What is an SSD? A solid state drive is designed to act just like a hard drive as far as the user or the computer is concerned (and even looks similar on the outside), but it has no moving parts. SSDs have no spinning platters; instead they are based on flash memory, the same stuff in a camera memory card or a USB thumbdrive. Only there's lots more of it: Most SSDs are now 32GB or 64GB in size. That's a lot of flash memory.
SSDs are faster than hard drives (up to hundreds of times faster), use less power, and weigh less than traditional spinning hard drives. They don't crash when you drop them, and they don't make any noise. Over time, we should see far greater capacities in the same amount of physical space, too.
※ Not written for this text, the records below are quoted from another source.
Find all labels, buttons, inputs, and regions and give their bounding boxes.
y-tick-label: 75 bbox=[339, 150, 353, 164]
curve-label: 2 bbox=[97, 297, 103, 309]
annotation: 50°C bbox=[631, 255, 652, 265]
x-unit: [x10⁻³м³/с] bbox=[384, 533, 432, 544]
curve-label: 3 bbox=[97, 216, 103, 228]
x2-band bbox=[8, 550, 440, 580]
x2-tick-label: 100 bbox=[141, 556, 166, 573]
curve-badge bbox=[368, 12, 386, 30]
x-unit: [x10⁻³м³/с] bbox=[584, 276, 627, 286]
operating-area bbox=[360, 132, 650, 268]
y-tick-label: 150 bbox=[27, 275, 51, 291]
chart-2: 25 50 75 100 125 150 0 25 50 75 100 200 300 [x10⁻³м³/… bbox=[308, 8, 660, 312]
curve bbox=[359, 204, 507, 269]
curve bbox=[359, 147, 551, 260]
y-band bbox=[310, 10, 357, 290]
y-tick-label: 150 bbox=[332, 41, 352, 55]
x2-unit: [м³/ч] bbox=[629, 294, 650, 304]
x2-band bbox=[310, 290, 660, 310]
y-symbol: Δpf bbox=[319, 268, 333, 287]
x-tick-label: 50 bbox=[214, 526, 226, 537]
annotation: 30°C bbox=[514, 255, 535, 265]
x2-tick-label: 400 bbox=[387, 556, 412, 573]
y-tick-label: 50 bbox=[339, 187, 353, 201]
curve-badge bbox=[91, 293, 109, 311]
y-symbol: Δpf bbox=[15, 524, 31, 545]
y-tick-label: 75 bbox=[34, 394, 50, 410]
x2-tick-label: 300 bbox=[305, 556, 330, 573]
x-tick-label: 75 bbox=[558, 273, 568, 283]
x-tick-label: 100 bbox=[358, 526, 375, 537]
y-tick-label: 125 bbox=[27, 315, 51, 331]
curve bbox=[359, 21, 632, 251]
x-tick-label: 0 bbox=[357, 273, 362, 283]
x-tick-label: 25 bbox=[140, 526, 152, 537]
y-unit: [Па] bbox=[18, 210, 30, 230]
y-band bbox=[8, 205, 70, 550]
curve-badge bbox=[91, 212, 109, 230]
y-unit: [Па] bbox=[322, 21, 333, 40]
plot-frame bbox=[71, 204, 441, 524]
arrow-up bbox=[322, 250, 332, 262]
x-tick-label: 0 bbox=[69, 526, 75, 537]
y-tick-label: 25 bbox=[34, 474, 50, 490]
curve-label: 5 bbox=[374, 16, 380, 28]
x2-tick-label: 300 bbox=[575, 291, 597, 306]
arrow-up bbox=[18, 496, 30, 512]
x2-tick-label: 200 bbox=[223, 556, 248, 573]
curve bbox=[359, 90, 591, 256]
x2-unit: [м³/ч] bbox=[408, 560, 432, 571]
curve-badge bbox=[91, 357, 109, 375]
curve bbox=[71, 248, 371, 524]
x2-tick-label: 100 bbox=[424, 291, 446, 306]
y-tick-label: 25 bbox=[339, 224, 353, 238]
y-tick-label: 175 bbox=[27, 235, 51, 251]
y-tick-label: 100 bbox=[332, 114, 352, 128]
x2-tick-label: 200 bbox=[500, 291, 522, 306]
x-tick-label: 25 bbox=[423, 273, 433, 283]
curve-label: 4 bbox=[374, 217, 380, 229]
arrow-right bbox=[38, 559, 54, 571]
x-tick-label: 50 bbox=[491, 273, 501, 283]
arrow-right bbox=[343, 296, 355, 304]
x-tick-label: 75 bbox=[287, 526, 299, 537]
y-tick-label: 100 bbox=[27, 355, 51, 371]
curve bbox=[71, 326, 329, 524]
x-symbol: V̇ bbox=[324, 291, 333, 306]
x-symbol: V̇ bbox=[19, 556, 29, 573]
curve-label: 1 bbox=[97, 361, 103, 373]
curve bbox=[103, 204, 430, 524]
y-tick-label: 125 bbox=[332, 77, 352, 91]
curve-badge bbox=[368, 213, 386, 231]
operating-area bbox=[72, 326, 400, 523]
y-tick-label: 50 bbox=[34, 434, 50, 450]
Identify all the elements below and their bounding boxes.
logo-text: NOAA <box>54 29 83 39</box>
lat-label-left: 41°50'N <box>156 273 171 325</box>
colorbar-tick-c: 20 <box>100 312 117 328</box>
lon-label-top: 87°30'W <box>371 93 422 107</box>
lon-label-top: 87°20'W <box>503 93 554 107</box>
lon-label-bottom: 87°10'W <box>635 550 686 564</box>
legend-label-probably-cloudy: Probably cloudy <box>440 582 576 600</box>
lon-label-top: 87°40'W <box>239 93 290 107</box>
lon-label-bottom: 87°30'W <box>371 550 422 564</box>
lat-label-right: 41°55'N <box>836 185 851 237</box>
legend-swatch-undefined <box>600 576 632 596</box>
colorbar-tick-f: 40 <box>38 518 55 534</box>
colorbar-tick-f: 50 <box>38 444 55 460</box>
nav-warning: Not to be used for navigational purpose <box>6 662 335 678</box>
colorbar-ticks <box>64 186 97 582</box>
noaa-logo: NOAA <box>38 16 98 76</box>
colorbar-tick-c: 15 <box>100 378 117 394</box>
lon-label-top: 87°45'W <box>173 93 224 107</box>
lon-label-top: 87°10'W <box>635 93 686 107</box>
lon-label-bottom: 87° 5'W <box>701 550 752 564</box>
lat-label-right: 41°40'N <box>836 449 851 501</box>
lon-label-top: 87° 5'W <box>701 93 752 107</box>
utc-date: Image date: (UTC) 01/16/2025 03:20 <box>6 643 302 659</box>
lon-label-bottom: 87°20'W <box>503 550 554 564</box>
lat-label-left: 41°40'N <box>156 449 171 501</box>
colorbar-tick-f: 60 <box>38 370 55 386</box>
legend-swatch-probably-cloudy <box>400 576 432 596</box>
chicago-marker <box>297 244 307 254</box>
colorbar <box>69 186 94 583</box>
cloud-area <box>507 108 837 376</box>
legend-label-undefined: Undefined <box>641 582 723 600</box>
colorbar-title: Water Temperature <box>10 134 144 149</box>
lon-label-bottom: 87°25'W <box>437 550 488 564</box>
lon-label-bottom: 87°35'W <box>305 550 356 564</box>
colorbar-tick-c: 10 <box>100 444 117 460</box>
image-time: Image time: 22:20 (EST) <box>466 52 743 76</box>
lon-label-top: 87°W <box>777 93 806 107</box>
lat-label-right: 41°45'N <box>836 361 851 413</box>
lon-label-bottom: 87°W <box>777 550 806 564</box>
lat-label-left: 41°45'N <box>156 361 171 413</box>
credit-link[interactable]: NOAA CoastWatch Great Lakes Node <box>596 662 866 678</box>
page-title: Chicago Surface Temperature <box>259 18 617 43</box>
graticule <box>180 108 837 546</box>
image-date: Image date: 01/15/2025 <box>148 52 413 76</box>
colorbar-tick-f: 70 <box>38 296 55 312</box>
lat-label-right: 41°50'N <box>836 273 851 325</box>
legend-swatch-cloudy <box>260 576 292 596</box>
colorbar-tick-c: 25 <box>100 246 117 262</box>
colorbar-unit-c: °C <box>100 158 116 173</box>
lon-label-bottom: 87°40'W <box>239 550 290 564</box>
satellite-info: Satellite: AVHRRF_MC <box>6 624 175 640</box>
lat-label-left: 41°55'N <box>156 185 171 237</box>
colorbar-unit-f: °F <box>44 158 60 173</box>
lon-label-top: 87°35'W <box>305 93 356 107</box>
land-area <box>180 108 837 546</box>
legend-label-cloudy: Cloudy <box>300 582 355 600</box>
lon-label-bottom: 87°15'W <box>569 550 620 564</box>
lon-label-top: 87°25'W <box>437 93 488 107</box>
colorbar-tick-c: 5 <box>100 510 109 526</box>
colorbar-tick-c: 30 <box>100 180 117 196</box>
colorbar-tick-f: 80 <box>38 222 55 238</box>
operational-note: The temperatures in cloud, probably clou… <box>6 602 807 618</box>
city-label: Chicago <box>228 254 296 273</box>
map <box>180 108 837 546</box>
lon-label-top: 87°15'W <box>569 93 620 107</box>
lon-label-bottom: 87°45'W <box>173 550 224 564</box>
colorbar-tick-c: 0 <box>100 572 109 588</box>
Sounds great so far. But there's one catch: Magnetic hard drive technology is dirt cheap. Flash memory is very expensive. 64GB of hard drive space would cost you less than $50 (if you could even find a new drive that small). 64GB in SSD format? At least $1,000.
And there's the rub. All of flash's advantages are obviated if they double the total cost of your computer. Many people look at SSD drives and say, Hey, I'm accident-prone, and my drive won't crash if I drop the laptop... so maybe I should get an SSD. Well, maybe... but you could actually replace any broken hard drive for $100 or so. And you're making your backups, right? Is the SSD's insurance really worth 10 times the price of a spare hard disk?
In time, SSDs will probably completely replace hard drives in many applications, especially notebooks, but for now, they're really just a luxury toy for the ultra-rich who want a quieter, lighter, and more ghastly expensive laptop. Give it four years, then ask me again. For now: Just get a hard drive.